Paying back a set amount each month also makes it easier to budget. It can become confusing paying back a lot of different cheques each month and it becomes easy to lose track of your budget. Using a consolidation loan allows you to prepare for the future more effectively.
One of the main reasons for taking out a consolidation loan can be the increased convenience of only being in debt to one creditor. This means that not only will you have just the one payment to make, but that you will not have any contact from lots of different creditors with all of their different demands.
Cons
The most obvious risk of taking out a consolidation loan is transferring your debt to a secured loan. Although this does have certain benefits, such as reduced interest and lower monthly payments, there is also a far greater degree of risk associated with this as if you fail to make your monthly payments then you risk losing your property.
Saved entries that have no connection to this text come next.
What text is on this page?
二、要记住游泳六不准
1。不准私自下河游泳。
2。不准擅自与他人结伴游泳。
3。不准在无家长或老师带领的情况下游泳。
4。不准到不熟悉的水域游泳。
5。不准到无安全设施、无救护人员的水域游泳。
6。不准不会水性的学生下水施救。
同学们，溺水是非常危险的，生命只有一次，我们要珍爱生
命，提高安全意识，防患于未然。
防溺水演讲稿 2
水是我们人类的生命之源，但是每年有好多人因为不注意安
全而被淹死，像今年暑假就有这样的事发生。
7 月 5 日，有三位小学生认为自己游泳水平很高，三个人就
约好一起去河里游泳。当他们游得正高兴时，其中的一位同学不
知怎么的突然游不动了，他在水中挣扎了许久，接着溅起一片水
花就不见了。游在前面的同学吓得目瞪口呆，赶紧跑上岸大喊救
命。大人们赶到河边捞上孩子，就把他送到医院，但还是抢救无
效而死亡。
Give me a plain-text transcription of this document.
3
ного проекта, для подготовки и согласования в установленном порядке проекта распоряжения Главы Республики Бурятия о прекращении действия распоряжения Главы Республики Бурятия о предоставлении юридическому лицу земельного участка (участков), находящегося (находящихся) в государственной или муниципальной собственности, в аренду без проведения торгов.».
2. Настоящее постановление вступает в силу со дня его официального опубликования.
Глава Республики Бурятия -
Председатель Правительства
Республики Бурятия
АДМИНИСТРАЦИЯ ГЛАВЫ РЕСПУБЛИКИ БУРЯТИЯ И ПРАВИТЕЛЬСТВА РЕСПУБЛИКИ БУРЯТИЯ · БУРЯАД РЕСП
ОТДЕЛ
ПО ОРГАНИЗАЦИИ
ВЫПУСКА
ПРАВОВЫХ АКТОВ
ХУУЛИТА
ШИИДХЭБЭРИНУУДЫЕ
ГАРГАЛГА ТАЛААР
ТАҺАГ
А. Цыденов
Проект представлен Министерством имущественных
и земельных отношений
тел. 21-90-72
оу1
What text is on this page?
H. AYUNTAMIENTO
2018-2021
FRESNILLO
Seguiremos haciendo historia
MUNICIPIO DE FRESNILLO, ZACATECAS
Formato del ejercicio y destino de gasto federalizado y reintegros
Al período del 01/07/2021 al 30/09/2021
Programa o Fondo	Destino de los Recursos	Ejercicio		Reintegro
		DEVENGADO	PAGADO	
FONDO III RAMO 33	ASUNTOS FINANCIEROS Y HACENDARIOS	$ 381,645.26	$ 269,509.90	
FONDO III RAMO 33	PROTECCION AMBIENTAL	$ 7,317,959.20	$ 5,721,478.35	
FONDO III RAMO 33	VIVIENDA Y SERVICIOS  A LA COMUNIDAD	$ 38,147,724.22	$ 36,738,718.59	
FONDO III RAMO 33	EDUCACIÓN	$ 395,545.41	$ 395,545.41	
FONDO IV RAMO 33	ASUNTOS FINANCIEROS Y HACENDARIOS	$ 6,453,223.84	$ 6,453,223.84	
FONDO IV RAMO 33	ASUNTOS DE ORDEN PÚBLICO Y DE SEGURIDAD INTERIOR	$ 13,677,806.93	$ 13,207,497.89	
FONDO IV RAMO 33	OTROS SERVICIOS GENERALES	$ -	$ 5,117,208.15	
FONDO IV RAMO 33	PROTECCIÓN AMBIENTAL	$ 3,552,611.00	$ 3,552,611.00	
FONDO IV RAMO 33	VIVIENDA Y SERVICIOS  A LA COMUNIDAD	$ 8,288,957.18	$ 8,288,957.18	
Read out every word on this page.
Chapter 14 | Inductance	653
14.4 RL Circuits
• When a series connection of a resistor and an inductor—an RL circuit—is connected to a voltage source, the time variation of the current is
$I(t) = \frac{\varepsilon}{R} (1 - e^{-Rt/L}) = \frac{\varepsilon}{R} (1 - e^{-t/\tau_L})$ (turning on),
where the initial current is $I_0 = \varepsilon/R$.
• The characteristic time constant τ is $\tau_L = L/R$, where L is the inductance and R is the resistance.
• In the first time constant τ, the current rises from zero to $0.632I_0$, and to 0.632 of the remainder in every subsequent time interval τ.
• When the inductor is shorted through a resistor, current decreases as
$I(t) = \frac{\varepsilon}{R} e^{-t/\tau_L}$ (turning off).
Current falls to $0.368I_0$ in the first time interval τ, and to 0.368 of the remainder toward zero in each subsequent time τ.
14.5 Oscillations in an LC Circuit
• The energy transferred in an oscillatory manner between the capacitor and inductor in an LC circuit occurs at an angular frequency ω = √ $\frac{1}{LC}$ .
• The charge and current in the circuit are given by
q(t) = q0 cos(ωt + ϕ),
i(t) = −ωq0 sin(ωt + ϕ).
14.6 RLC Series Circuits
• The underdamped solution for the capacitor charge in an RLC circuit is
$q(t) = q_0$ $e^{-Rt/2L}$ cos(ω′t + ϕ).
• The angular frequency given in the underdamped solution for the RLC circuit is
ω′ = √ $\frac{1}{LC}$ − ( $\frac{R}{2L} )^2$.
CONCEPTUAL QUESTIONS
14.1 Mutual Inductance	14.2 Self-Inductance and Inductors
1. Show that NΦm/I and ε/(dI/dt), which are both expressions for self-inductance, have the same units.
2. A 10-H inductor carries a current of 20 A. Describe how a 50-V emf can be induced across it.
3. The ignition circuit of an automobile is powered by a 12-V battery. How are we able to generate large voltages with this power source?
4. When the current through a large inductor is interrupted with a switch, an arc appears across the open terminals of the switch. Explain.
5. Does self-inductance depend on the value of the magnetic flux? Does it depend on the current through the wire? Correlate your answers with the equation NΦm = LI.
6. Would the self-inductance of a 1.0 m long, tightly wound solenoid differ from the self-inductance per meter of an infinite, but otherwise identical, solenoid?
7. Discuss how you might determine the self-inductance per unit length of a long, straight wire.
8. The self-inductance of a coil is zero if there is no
Another issue with consolidation loans is that after taking one out, people often forget just why they needed one in the first place, which was often because they spent more than they could afford. You will have to look carefully at your lifestyle and decide whether you are the type of person who will start to spend more money now that you are making lower payments, because if so the consolidation loan could end up being a greater burden than the original debt.
A consolidation loan may mean that you can pay back your debts in smaller amounts, but this could also mean that you will be making the payments over a longer period of time. It could therefore take you a lot longer to pay off your debts, and you may also have to pay back more in the long term.